In Zeiten des Sparens und spärlicher Neuveröffentlichungen ist der Griff ins Archiv ein probates Hilfsmittel der Plattenlabel. Fonit Cetra, die traditionsreichste Schallplattenfirma Italiens, ging vor drei Jahren in den Besitz von Warner Classics über und öffnet nun unter dem Namen Warner Fonit ihre Schatzkästlein, die vor allem italienische Opernproduktionen enthalten.
Diese zwanzig Jahre alte Monteverdi-Produktion hat alle Chancen, zu einem "Dokument" zu werden - nicht so sehr ihrer künstlerisch durchwachsenen Qualitäten, sondern ihres Aufnahmeortes wegen: ob das vor fünf Jahren abgebrannte Opernhaus "La Fenice" in Venedig wirklich wieder aufgebaut wird, wissen nur die mafiösen Bauherren der Stadt. Es würde damit seinem Vorgänger folgen, dem 1637 erbauten und 1748 zerstörten, ersten bürgerlichen Opernhaus der Musikgeschichte überhaupt, in dem auch die 1642 geschaffene letzte Monteverdi-Oper ihre Uraufführung erlebte.
Die Akustik des "Fenice" war offenbar eine "hautenge", staubtrockene und - wie diese Live-Einspielung mit ihrer Geräuschkulisse zeigt - eine aufnahmetechnisch problematische. Offen treten die Schwächen der Sänger zutage. So hat Judith Nelson einige Mühe in den Außenregistern, und Ulrik Cold war wohl gar indisponiert: sein Seneca jedenfalls tritt uns nicht als selbstbewusst stoisch-standhafter Philosoph entgegen, der seinem kaiserlichen Fiesling Nero ob dessen niederträchtigen Frauen- und Herrscherpläne die Leviten liest, sondern als stark tremolierender Jammerlappen, der ängstlich seinen bald erzwungenen Selbstmord vor Augen hat. Man vergleiche die Szene seines Aufeinandertreffens mit Nero im ersten Akt mit derjenigen in Harnoncourts legendärer Züricher Produktion von 1978: Wie fulminant anders tönt einem da Matti Salminen entgegen!

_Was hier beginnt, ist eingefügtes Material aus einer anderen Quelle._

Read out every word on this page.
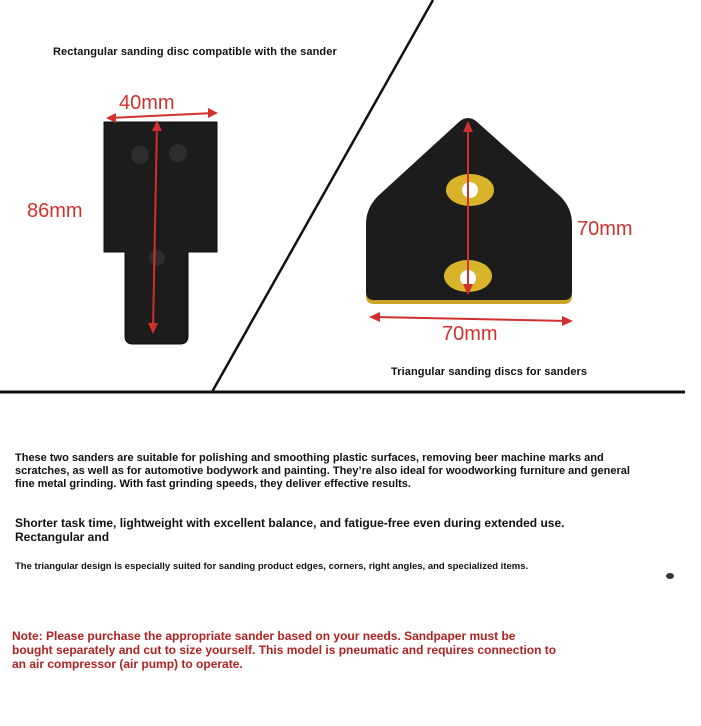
Rectangular sanding disc compatible with the sander
40mm
86mm
70mm
70mm
Triangular sanding discs for sanders
These two sanders are suitable for polishing and smoothing plastic surfaces, removing beer machine marks and scratches, as well as for automotive bodywork and painting. They’re also ideal for woodworking furniture and general fine metal grinding. With fast grinding speeds, they deliver effective results.
Shorter task time, lightweight with excellent balance, and fatigue-free even during extended use. Rectangular and
The triangular design is especially suited for sanding product edges, corners, right angles, and specialized items.
Note: Please purchase the appropriate sander based on your needs. Sandpaper must be bought separately and cut to size yourself. This model is pneumatic and requires connection to an air compressor (air pump) to operate.
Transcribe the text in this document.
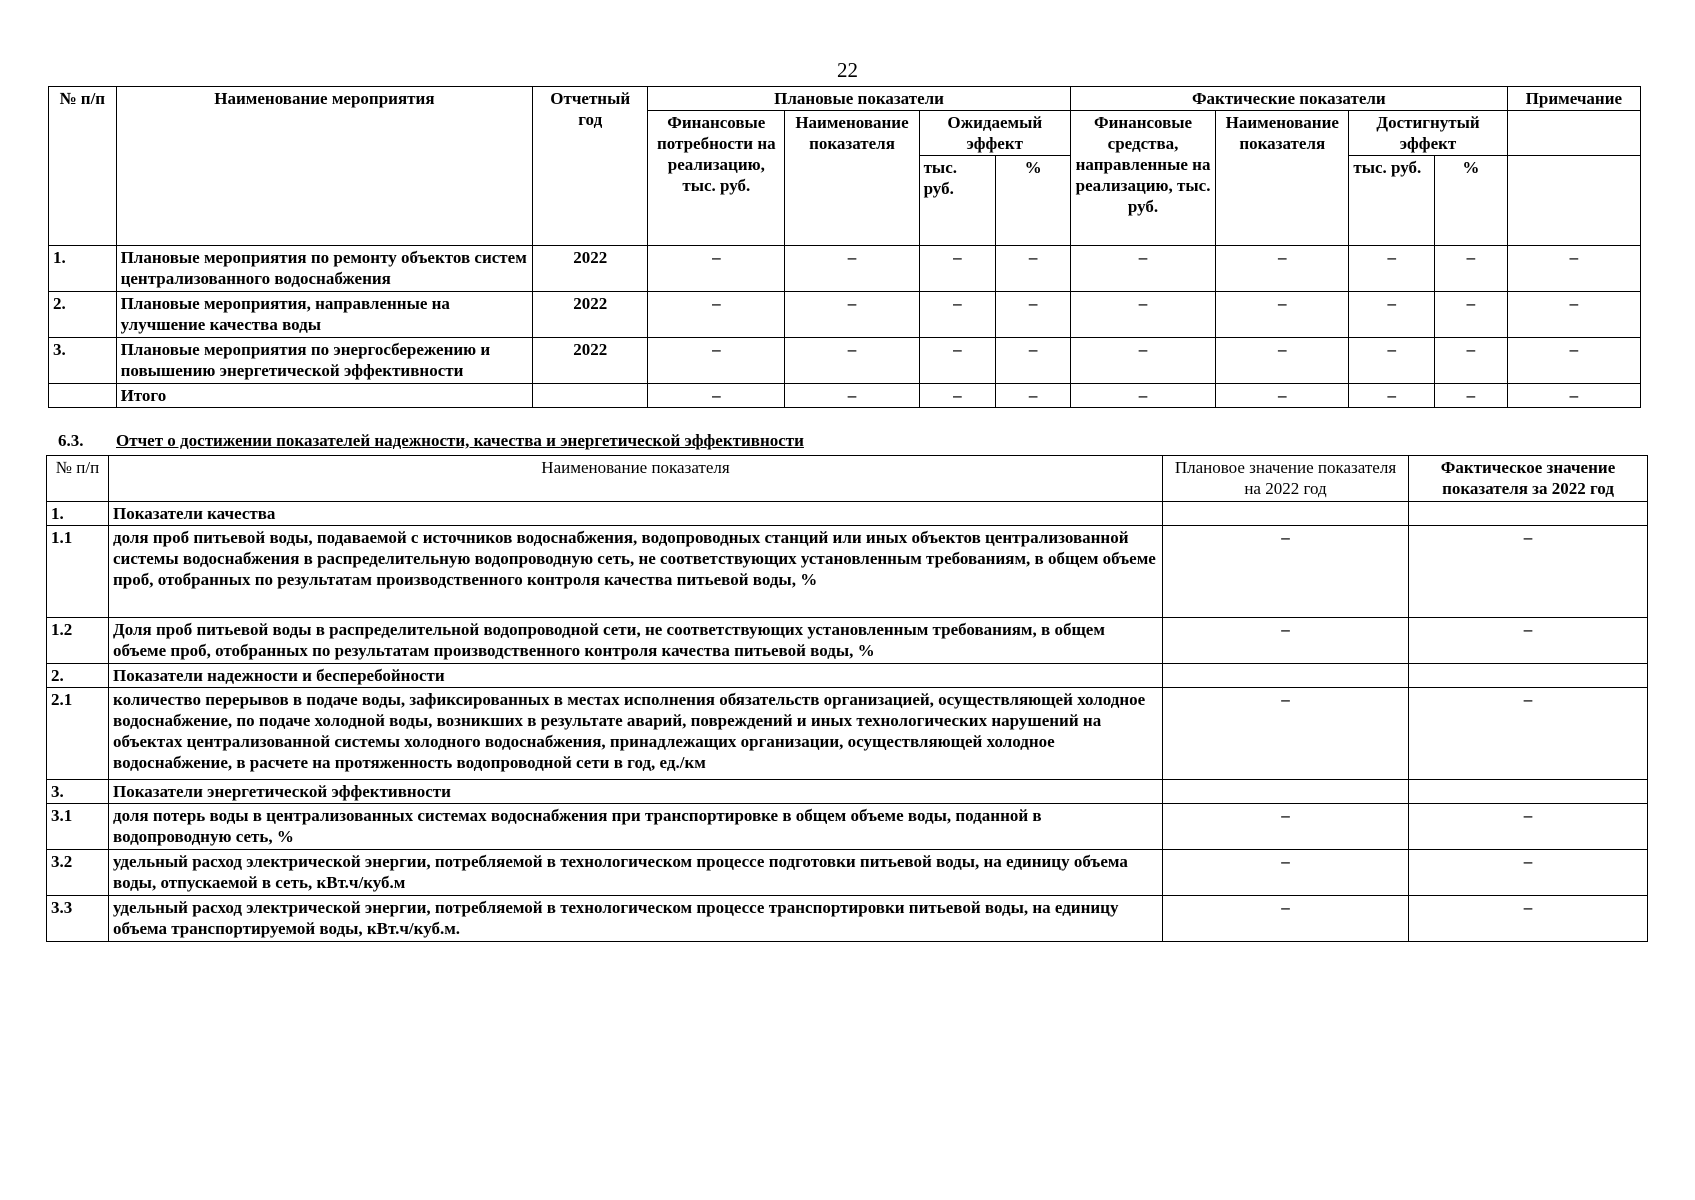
22
№ п/п	Наименование мероприятия	Отчетный год	Плановые показатели				Фактические показатели				Примечание
			Финансовые потребности на реализацию, тыс. руб.	Наименование показателя	Ожидаемый эффект		Финансовые средства, направленные на реализацию, тыс. руб.	Наименование показателя	Достигнутый эффект		
					тыс. руб.	%			тыс. руб.	%	
1.	Плановые мероприятия по ремонту объектов систем централизованного водоснабжения	2022	–	–	–	–	–	–	–	–	–
2.	Плановые мероприятия, направленные на улучшение качества воды	2022	–	–	–	–	–	–	–	–	–
3.	Плановые мероприятия по энергосбережению и повышению энергетической эффективности	2022	–	–	–	–	–	–	–	–	–
	Итого		–	–	–	–	–	–	–	–	–
6.3. Отчет о достижении показателей надежности, качества и энергетической эффективности
№ п/п	Наименование показателя	Плановое значение показателя на 2022 год	Фактическое значение показателя за 2022 год
1.	Показатели качества		
1.1	доля проб питьевой воды, подаваемой с источников водоснабжения, водопроводных станций или иных объектов централизованной системы водоснабжения в распределительную водопроводную сеть, не соответствующих установленным требованиям, в общем объеме проб, отобранных по результатам производственного контроля качества питьевой воды, %	–	–
1.2	Доля проб питьевой воды в распределительной водопроводной сети, не соответствующих установленным требованиям, в общем объеме проб, отобранных по результатам производственного контроля качества питьевой воды, %	–	–
2.	Показатели надежности и бесперебойности		
2.1	количество перерывов в подаче воды, зафиксированных в местах исполнения обязательств организацией, осуществляющей холодное водоснабжение, по подаче холодной воды, возникших в результате аварий, повреждений и иных технологических нарушений на объектах централизованной системы холодного водоснабжения, принадлежащих организации, осуществляющей холодное водоснабжение, в расчете на протяженность водопроводной сети в год, ед./км	–	–
3.	Показатели энергетической эффективности		
3.1	доля потерь воды в централизованных системах водоснабжения при транспортировке в общем объеме воды, поданной в водопроводную сеть, %	–	–
3.2	удельный расход электрической энергии, потребляемой в технологическом процессе подготовки питьевой воды, на единицу объема воды, отпускаемой в сеть, кВт.ч/куб.м	–	–
3.3	удельный расход электрической энергии, потребляемой в технологическом процессе транспортировки питьевой воды, на единицу объема транспортируемой воды, кВт.ч/куб.м.	–	–
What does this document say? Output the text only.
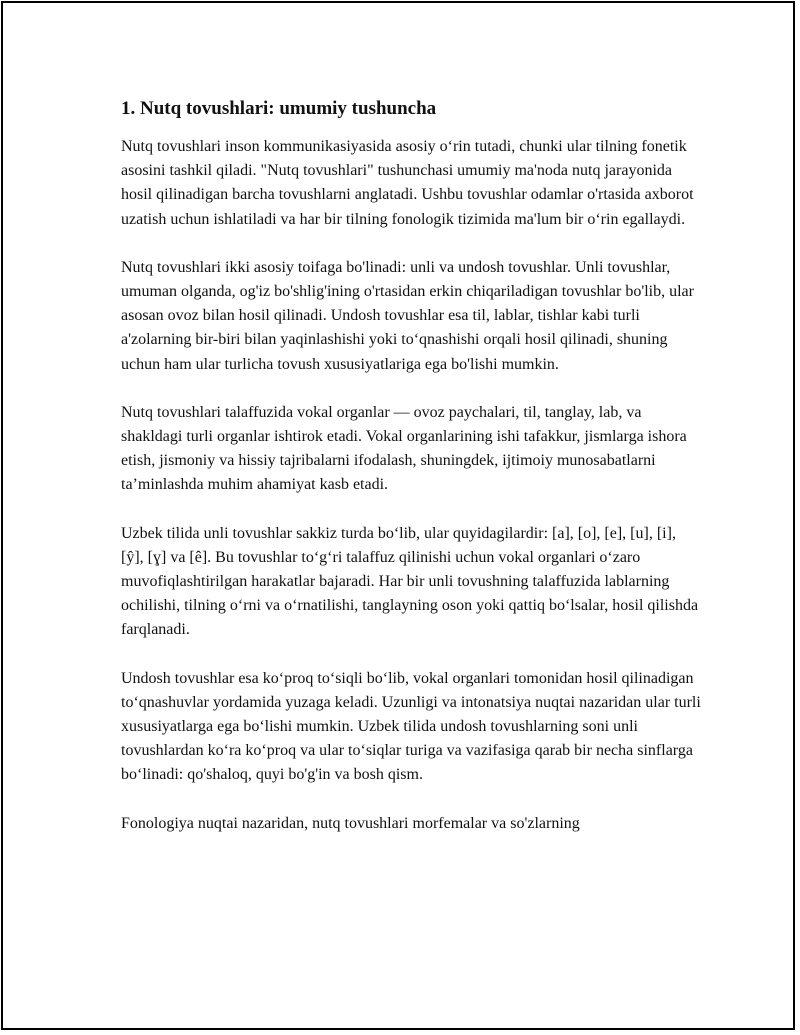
1. Nutq tovushlari: umumiy tushuncha

Nutq tovushlari inson kommunikasiyasida asosiy oʻrin tutadi, chunki ular tilning fonetik asosini tashkil qiladi. "Nutq tovushlari" tushunchasi umumiy ma'noda nutq jarayonida hosil qilinadigan barcha tovushlarni anglatadi. Ushbu tovushlar odamlar o'rtasida axborot uzatish uchun ishlatiladi va har bir tilning fonologik tizimida ma'lum bir oʻrin egallaydi.

Nutq tovushlari ikki asosiy toifaga bo'linadi: unli va undosh tovushlar. Unli tovushlar, umuman olganda, og'iz bo'shlig'ining o'rtasidan erkin chiqariladigan tovushlar bo'lib, ular asosan ovoz bilan hosil qilinadi. Undosh tovushlar esa til, lablar, tishlar kabi turli a'zolarning bir-biri bilan yaqinlashishi yoki toʻqnashishi orqali hosil qilinadi, shuning uchun ham ular turlicha tovush xususiyatlariga ega bo'lishi mumkin.

Nutq tovushlari talaffuzida vokal organlar — ovoz paychalari, til, tanglay, lab, va shakldagi turli organlar ishtirok etadi. Vokal organlarining ishi tafakkur, jismlarga ishora etish, jismoniy va hissiy tajribalarni ifodalash, shuningdek, ijtimoiy munosabatlarni ta’minlashda muhim ahamiyat kasb etadi.

Uzbek tilida unli tovushlar sakkiz turda boʻlib, ular quyidagilardir: [a], [o], [e], [u], [i], [ŷ], [ɣ] va [ê]. Bu tovushlar toʻgʻri talaffuz qilinishi uchun vokal organlari oʻzaro muvofiqlashtirilgan harakatlar bajaradi. Har bir unli tovushning talaffuzida lablarning ochilishi, tilning oʻrni va oʻrnatilishi, tanglayning oson yoki qattiq boʻlsalar, hosil qilishda farqlanadi.

Undosh tovushlar esa koʻproq toʻsiqli boʻlib, vokal organlari tomonidan hosil qilinadigan toʻqnashuvlar yordamida yuzaga keladi. Uzunligi va intonatsiya nuqtai nazaridan ular turli xususiyatlarga ega boʻlishi mumkin. Uzbek tilida undosh tovushlarning soni unli tovushlardan koʻra koʻproq va ular toʻsiqlar turiga va vazifasiga qarab bir necha sinflarga boʻlinadi: qo'shaloq, quyi bo'g'in va bosh qism.

Fonologiya nuqtai nazaridan, nutq tovushlari morfemalar va so'zlarning
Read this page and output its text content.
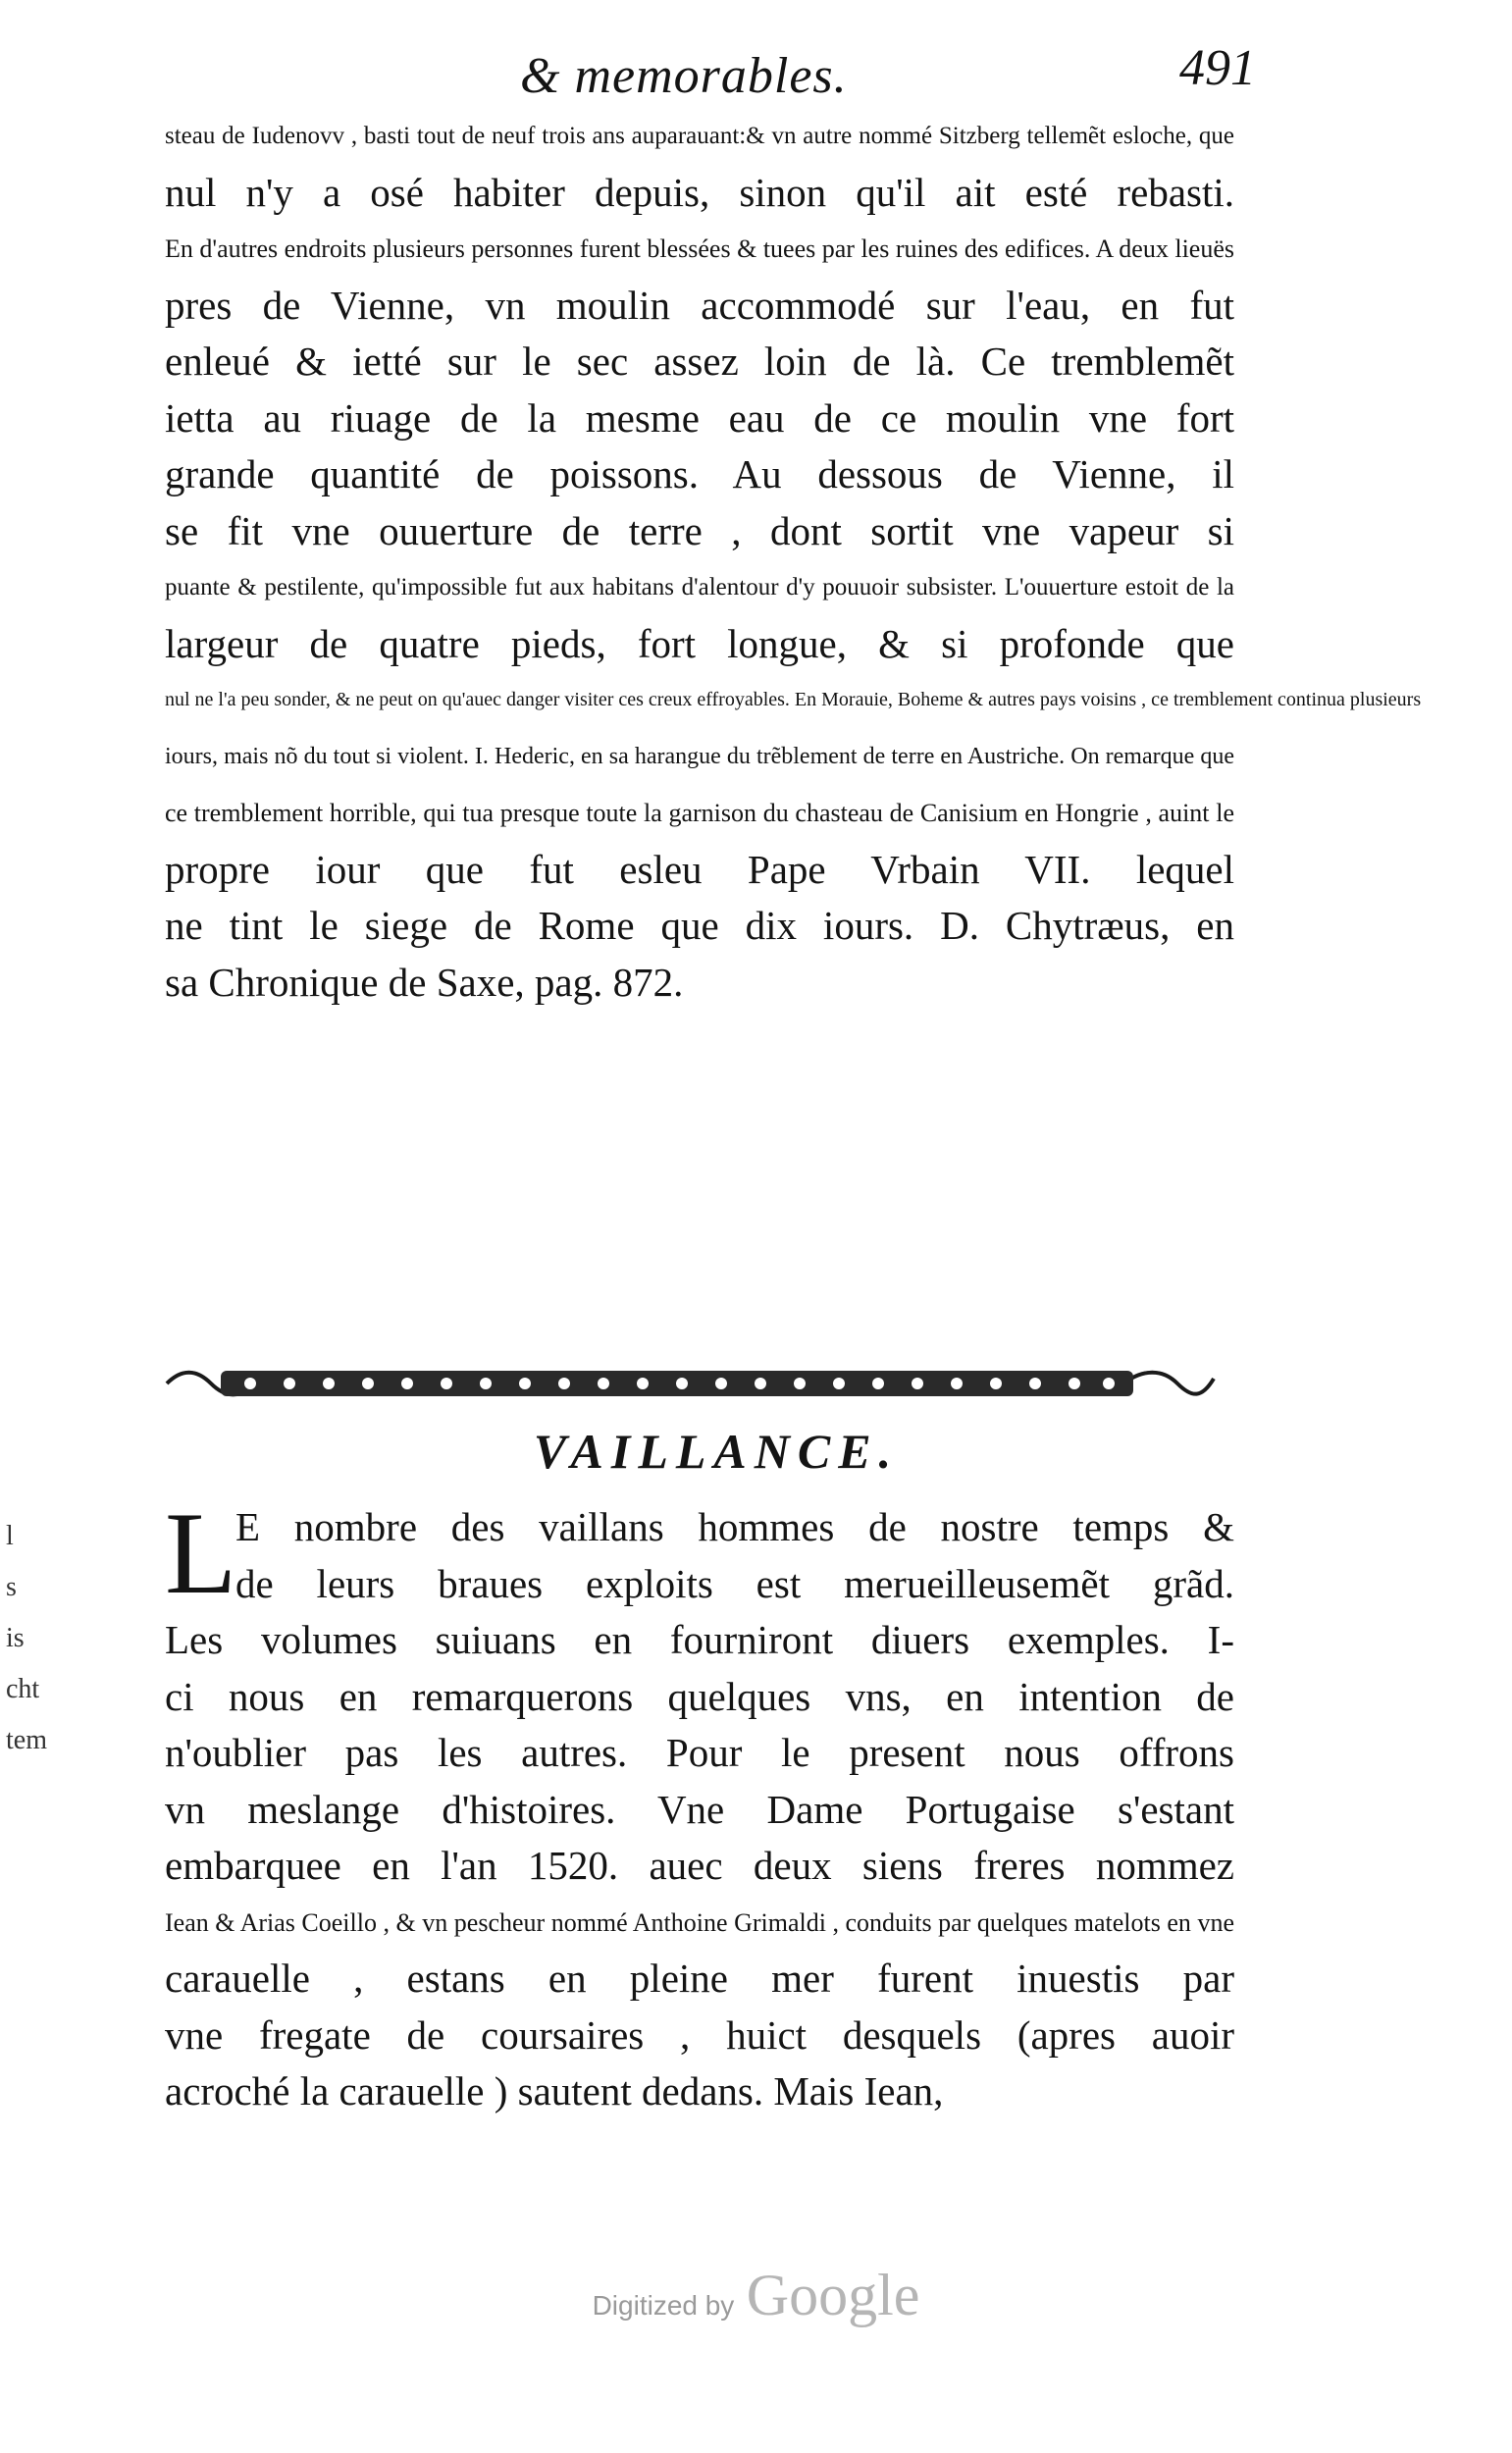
& memorables.	491
steau de Iudenovv , basti tout de neuf trois ans auparauant:& vn autre nommé Sitzberg tellemẽt esloche, que
nul n'y a osé habiter depuis, sinon qu'il ait esté rebasti.
En d'autres endroits plusieurs personnes furent blessées & tuees par les ruines des edifices. A deux lieuës
pres de Vienne, vn moulin accommodé sur l'eau, en fut
enleué & ietté sur le sec assez loin de là. Ce tremblemẽt
ietta au riuage de la mesme eau de ce moulin vne fort
grande quantité de poissons. Au dessous de Vienne, il
se fit vne ouuerture de terre , dont sortit vne vapeur si
puante & pestilente, qu'impossible fut aux habitans d'alentour d'y pouuoir subsister. L'ouuerture estoit de la
largeur de quatre pieds, fort longue, & si profonde que
nul ne l'a peu sonder, & ne peut on qu'auec danger visiter ces creux effroyables. En Morauie, Boheme & autres pays voisins , ce tremblement continua plusieurs
iours, mais nõ du tout si violent. I. Hederic, en sa harangue du trẽblement de terre en Austriche. On remarque que
ce tremblement horrible, qui tua presque toute la garnison du chasteau de Canisium en Hongrie , auint le
propre iour que fut esleu Pape Vrbain VII. lequel
ne tint le siege de Rome que dix iours. D. Chytræus, en
sa Chronique de Saxe, pag. 872.
VAILLANCE.
L
E nombre des vaillans hommes de nostre temps &
de leurs braues exploits est merueilleusemẽt grãd.
Les volumes suiuans en fourniront diuers exemples. I-
ci nous en remarquerons quelques vns, en intention de
n'oublier pas les autres. Pour le present nous offrons
vn meslange d'histoires. Vne Dame Portugaise s'estant
embarquee en l'an 1520. auec deux siens freres nommez
Iean & Arias Coeillo , & vn pescheur nommé Anthoine Grimaldi , conduits par quelques matelots en vne
carauelle , estans en pleine mer furent inuestis par
vne fregate de coursaires , huict desquels (apres auoir
acroché la carauelle ) sautent dedans. Mais Iean,
l
s
is
cht
tem
Digitized by Google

Solche Zaghaftigkeit hat nicht zuletzt Alan Curtis zu verantworten, der überaus verdienstvolle Monteverdi-Pionier, der bereits 1971 eine erste historisierende Fassung dieses einzigartigen Skandalwerkes aus der Anfangsphase der Gattung Oper erstellte. Im Gegensatz zu Harnoncourt propagiert Curtis weniger eine dramatisch-psychologische Vergegenwärtigung als ein kammermusikalisch-filigranes Historienbild.
Curtis' Sängerschar erfährt bei weitem nicht die farbenprächtige Instrumental-Unterstützung wie diejenige Harnoncourts - wobei damit nichts gegen die eminente Kultiviertheit des Ensembles Complesso Barocco gesagt sein soll, aus dem die filigrane Theorben-Begleitung Konrad Junghänels hervorsticht; aber ein Schuss mehr Blut- und Skandal-Konnotationen hätten der braven Aufführung gut getan. Die beiden Haupt-"Helden" haben in Carolyn Watkinson und Carmen Balthrop koloraturgewandte, empfindungsreiche und ausdrucksstarke Sänger-Darstellerinnen. Nur leider verschenken sie mit einem zu hastigen Tempo und kleinen intonatorischen Unreinheiten einiges von der wahrhaft göttlichen Schönheit ihres Schlussduettes. Nicht minder bedauerlich ist das übersetzungslos-karge italienische Textbuch. Aber man kann sich ja mit Harnoncourts Teldec-Edition aushelfen.